- Cats are incredibly clean creatures, but sometimes they may need a little bit of help cleaning those hard to reach places like their ears. Find out how to clean a cats ears and what you should be looking out for with our handy guide.
- How often should you clean a cat’s ears?
- What to look for when cleaning a cat’s ears
- Top tips for cleaning a cat’s ears
Cats are incredibly clean creatures, but sometimes they may need a little bit of help cleaning those hard to reach places like their ears. Find out how to clean a cats ears and what you should be looking out for with our handy guide.
Cats usually do a really good job of keeping themselves clean, but sometimes they may need added help in places that are hard to reach, like their ears. It’s not easy for your cat to give the inside of their ears a thorough clean so it’s usually a good idea to keep an eye on them and clean them when necessary.
It’s important that cats’ ears are kept clean in order to avoid ear infections and other possible problems, but many cat owners don’t know how to do it. Keep reading for our top tips and advice for cleaning a cats ears and what you should be on the lookout for.
How often should you clean a cat’s ears?
You should always make sure to regularly check inside of your cat’s ears so that you can be on the lookout for any problems or a possible infection. It’s best to incorporate this into their grooming routine and make sure to look inside their ears at least once a week.
It will depend on your cat’s habits when it comes to how often you should clean their ears. If you have a house cat you may find that you rarely need to clean their ears, whereas if you have a cat that’s always getting up to mischief outside, they may need more regular cleaning to remove dirt they’ve picked up.
It’s generally a good idea to start doing regular checks when your cat is a kitten to get them used to having their ears handled, otherwise they may be nervous and this can make cleaning a cats ears a difficult task.
What to look for when cleaning a cat’s ears
When cleaning cat’s ears, you should always be on the lookout for any signs of infections. The most common symptoms for cat ear infections are as follows:
- Bad or odd-smelling odour
- Bald patches and/or scaly skin
- Excessive head shaking and scratching of ears
- Dark coloured debris around the ears
- Excessive ear wax
- Ears are tender to the touch
If your cat displays any of the above symptoms then it can be a sign of a larger problem and you should seek the advice of your vet as soon as possible.
Top tips for cleaning a cat’s ears
It’s best to try to clean your cat’s ears when they’re feeling relaxed, such as when they’re snoozing on the sofa or after you groom them, as this will make the process much less distressing for you both. When your cat seems relaxed, gently turn their ear inside out so that you can see all the way into their ear canal – it’s a good idea to use a small torch for this part to allow you to get a better look.
Make sure that you check both of their ears and be on the lookout for any indicators that your cat may have an ear infection such as discharge or a strange odour. If your cat’s ears are healthy, they won’t have too much earwax or dirt and they will appear as a healthy pale pink colour. If this is the case then there is no need to clean your cat’s ears.
If there appears to be dirt inside their ears or too much ear wax then it’s a good idea to give them a clean to prevent infections and excessive wax build up. You’ll need cat ear cleaner which can be purchased from your local pet store or vets, and you’ll also need a moist, lukewarm cotton wool ball to apply the cat ear cleaner. To clean their ears, simply apply some of the cleaner to the moist cotton wool ball and carefully wipe away any wax or dirt.

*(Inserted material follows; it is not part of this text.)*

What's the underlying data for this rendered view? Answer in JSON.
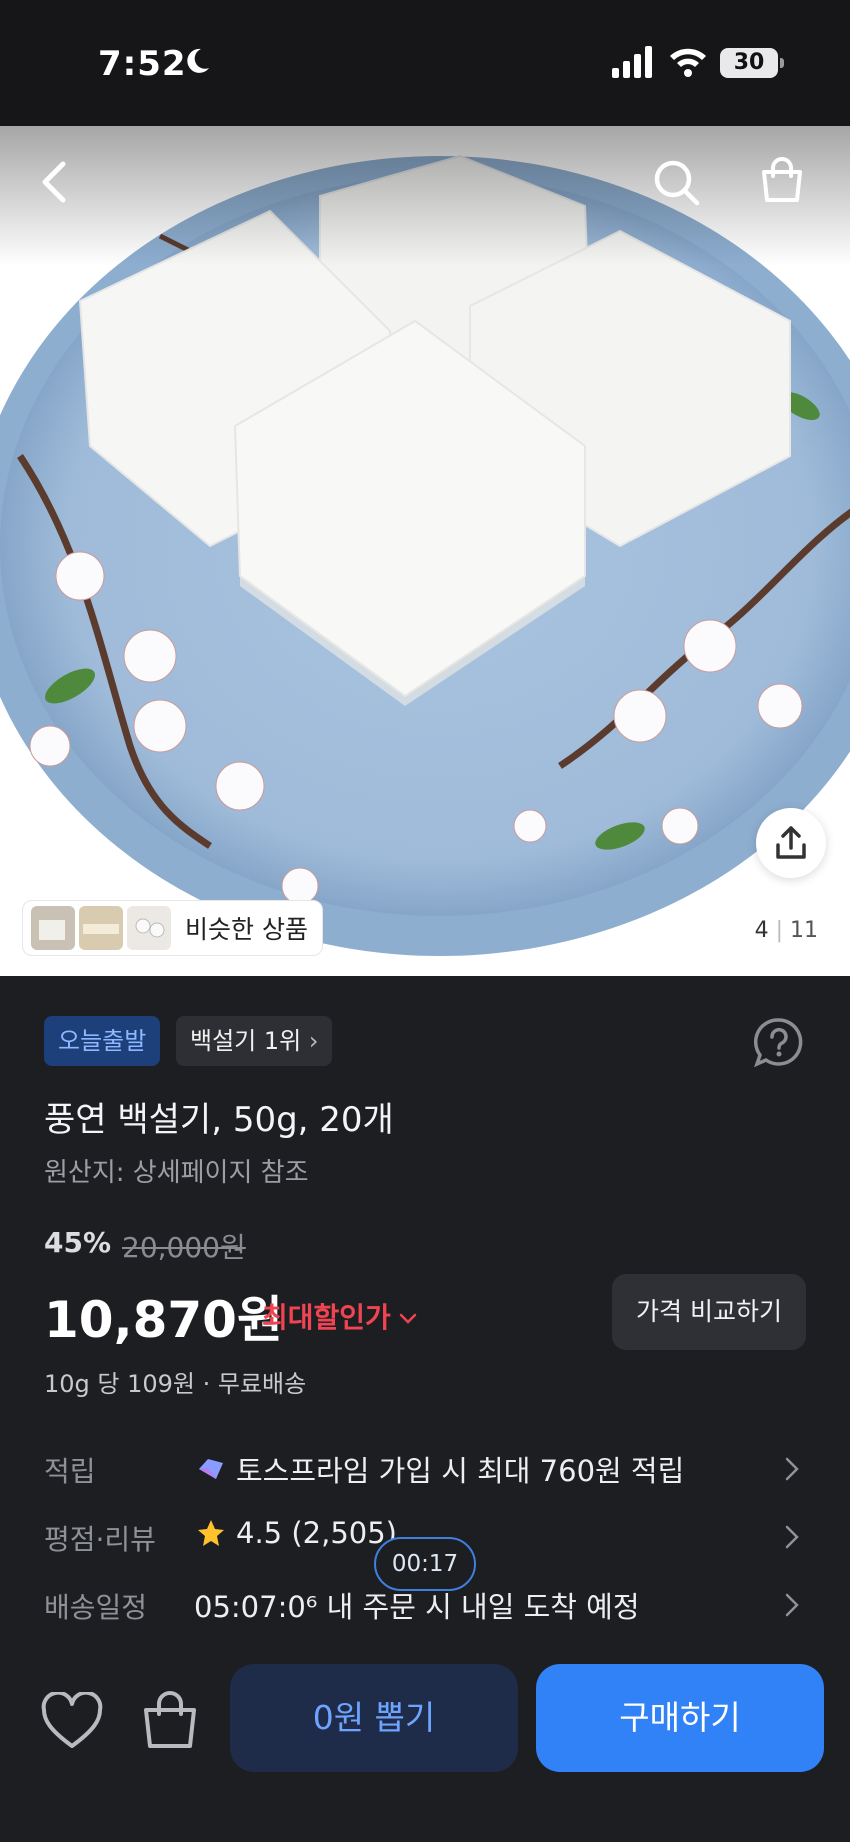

Never use any products intended for humans or that contain alcohol, as this may irritate their sensitive ears. Also make sure that you don’t put anything down your cat’s ear canal like ear buds or liquids.

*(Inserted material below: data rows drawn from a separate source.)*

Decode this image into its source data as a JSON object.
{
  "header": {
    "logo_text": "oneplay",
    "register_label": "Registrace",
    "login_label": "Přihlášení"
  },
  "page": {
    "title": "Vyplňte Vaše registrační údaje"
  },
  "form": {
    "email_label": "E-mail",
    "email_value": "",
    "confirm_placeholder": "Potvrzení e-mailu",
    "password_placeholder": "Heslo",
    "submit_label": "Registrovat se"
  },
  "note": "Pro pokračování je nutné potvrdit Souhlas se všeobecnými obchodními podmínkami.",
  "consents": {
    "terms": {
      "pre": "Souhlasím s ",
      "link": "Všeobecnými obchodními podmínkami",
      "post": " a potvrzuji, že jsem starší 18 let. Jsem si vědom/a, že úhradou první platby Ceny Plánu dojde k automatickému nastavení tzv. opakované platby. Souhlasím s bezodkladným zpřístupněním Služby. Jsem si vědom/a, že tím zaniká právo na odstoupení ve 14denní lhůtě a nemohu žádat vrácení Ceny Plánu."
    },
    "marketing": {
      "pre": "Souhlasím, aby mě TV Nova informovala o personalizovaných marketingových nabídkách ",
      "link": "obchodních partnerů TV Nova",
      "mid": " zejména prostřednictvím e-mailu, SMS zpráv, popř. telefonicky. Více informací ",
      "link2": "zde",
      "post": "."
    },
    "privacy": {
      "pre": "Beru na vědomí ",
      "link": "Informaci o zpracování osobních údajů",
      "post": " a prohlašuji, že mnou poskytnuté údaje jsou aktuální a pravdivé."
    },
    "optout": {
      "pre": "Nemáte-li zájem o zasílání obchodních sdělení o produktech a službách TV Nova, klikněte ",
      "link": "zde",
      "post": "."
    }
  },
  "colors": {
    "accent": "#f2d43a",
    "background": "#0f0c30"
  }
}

If your cat isn’t used to having their ears handled, you may need to ask someone to help you, and get them to hold your cat still while you clean their ears. Alternatively, if help isn’t available and you feel that your cat’s ears really need to be cleaned, then you can wrap them in a towel to prevent them from biting and scratching you.
After cleaning a cat’s ears, be sure to give them a treat as this can get your cat to associate getting their ears cleaned with a positive experience, which can help them get used to the process much more quickly.
If your attempts at cleaning your cat’s ears appears to be causing them distress and you suspect they need cleaning, don’t persist as this could result in further damage, and take them to a vet instead. Your vet may be able to administer a mild sedative and will be able to inspect your cat’s ears thoroughly.